The CDC says the disease is contagious through the air when the infected cough or sneeze. The symptoms, which can include high fever, red eyes, a full-body rash, and a stuffy nose, usually disappear in those infected after a couple of weeks. But for one or two children out of 1,000 who get measles will die, according to the CDC.

The 107 measles cases for 2018 were recorded up until July 14 and occurred in Arkansas, California, Connecticut, Florida, Illinois, Indiana, Kansas, Louisiana, Maryland, Michigan, Missouri, Nevada, New Jersey, New York, North Carolina, Oklahoma, Oregon, Pennsylvania, Tennessee, Texas, Washington and the District of Columbia.

Although this mid-year count is definitely high compared to the last few years, it’s still not trending nearly as badly as 2014, a year that saw a total of 667 cases in 27 states. Of the 2014 cases, 338 were linked to a single outbreak.

In other words, vaccinating everyone who’s medically able to be immunized is absolutely crucial when it comes to preventing large outbreaks. It’s areas with pockets of unvaccinated individuals that are seeing the worst of the outbreaks. The CDC says most of those who contract measles are not inoculated against the illness.

The CDC also notes in their report that measles are still common in Europe, Asia, the Pacific, and Africa. Travelers can bring them back to the U.S. where they spread most easily in areas with lower vaccination rates.

The measles vaccine (known as MMR, measles, mumps, rubella) is highly effective. Just one dose is 93 percent effective at preventing the disease for a vaccinated person coming into contact with it. A second dose brings that number to 97 percent. It’s recommended by the CDC for kids to receive their first dose between 12 and 15 months of age. The second, between ages four and six.

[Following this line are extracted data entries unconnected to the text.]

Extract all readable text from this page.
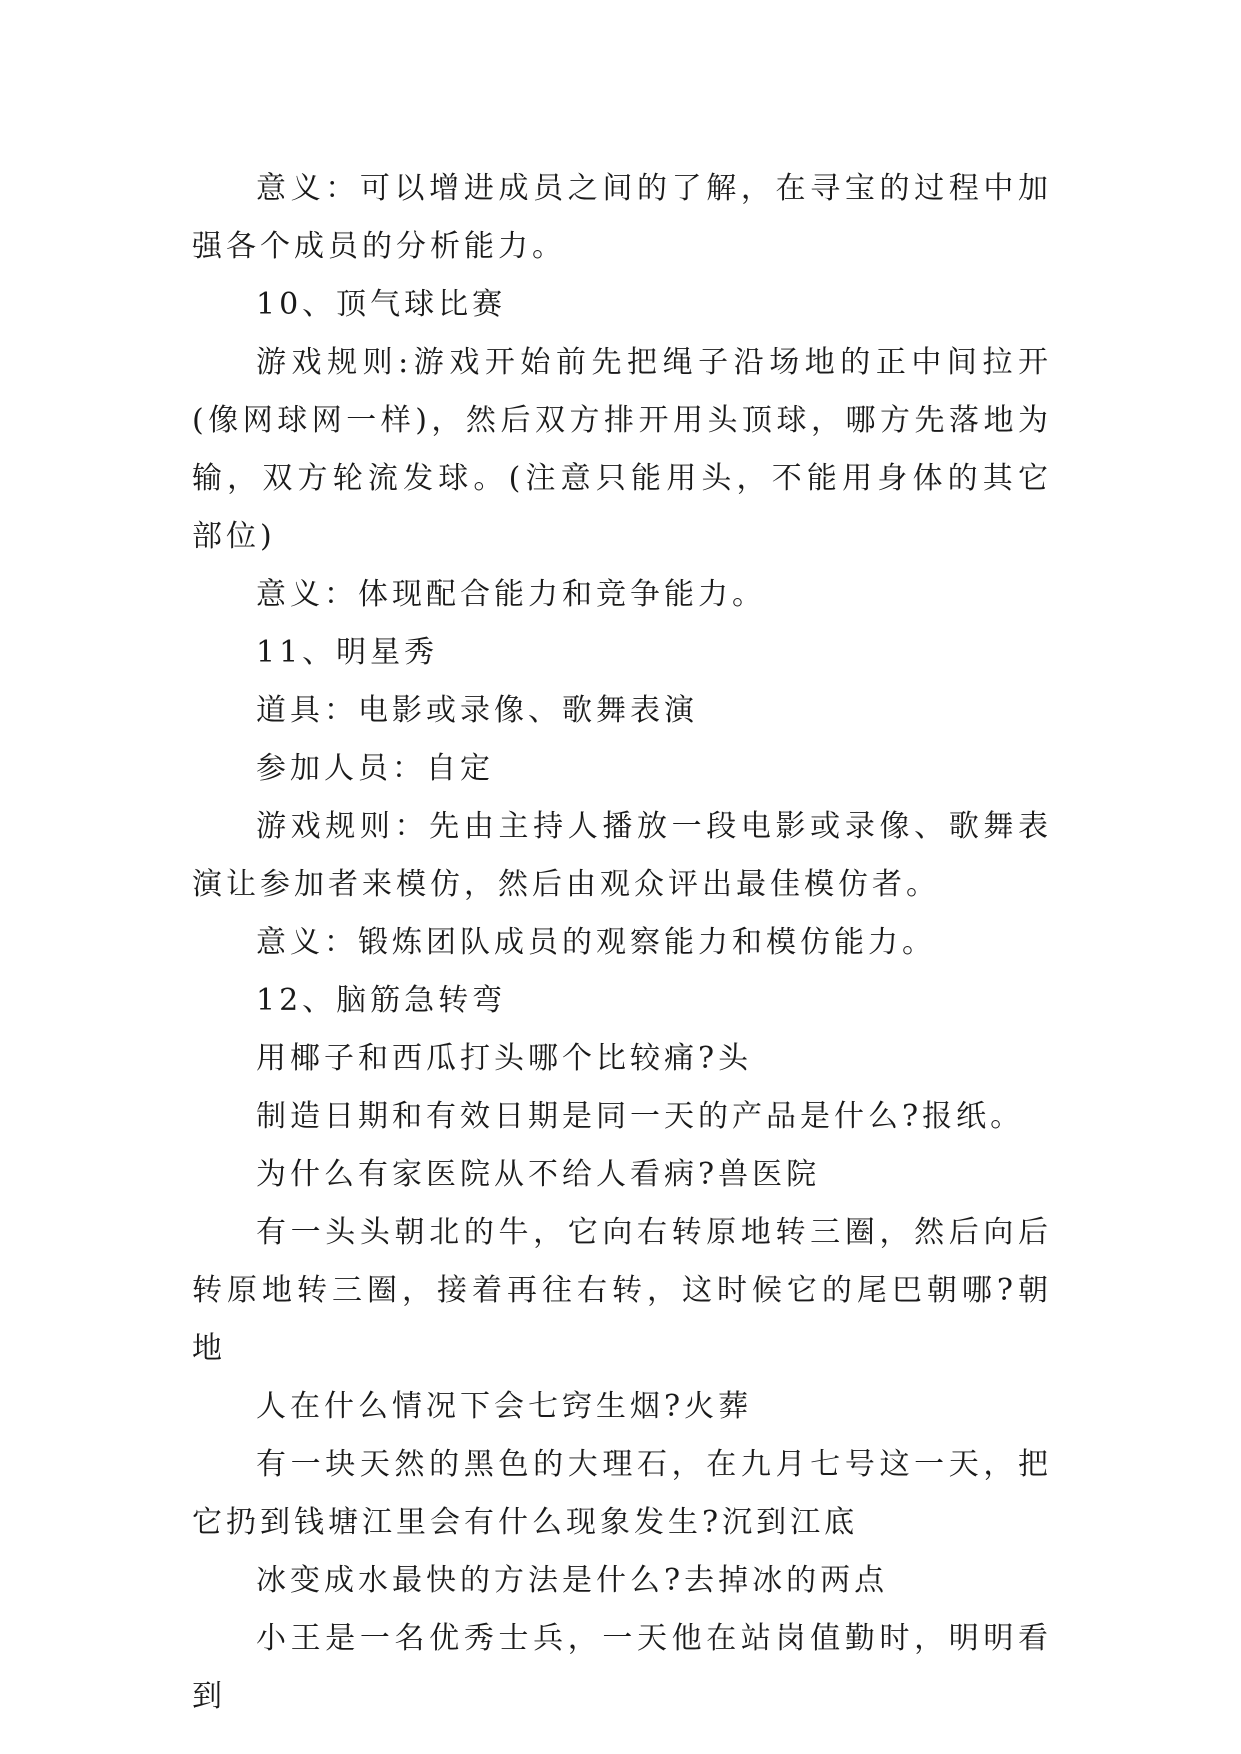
意义：可以增进成员之间的了解，在寻宝的过程中加强各个成员的分析能力。

10、顶气球比赛

游戏规则:游戏开始前先把绳子沿场地的正中间拉开(像网球网一样)，然后双方排开用头顶球，哪方先落地为输，双方轮流发球。(注意只能用头，不能用身体的其它部位)

意义：体现配合能力和竞争能力。

11、明星秀

道具：电影或录像、歌舞表演

参加人员：自定

游戏规则：先由主持人播放一段电影或录像、歌舞表演让参加者来模仿，然后由观众评出最佳模仿者。

意义：锻炼团队成员的观察能力和模仿能力。

12、脑筋急转弯

用椰子和西瓜打头哪个比较痛?头

制造日期和有效日期是同一天的产品是什么?报纸。

为什么有家医院从不给人看病?兽医院

有一头头朝北的牛，它向右转原地转三圈，然后向后转原地转三圈，接着再往右转，这时候它的尾巴朝哪?朝地

人在什么情况下会七窍生烟?火葬

有一块天然的黑色的大理石，在九月七号这一天，把它扔到钱塘江里会有什么现象发生?沉到江底

冰变成水最快的方法是什么?去掉冰的两点

小王是一名优秀士兵，一天他在站岗值勤时，明明看到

The World Health Organization reports that measles are one of the deadliest childhood illnesses globally with 450 kids dying from the disease every day. Unvaccinated infants are particularly vulnerable to infection, which is why the CDC emphasizes the importance of herd immunity. We need to protect those who are unable to be vaccinated — or else these outbreaks will continue and possibly, get worse.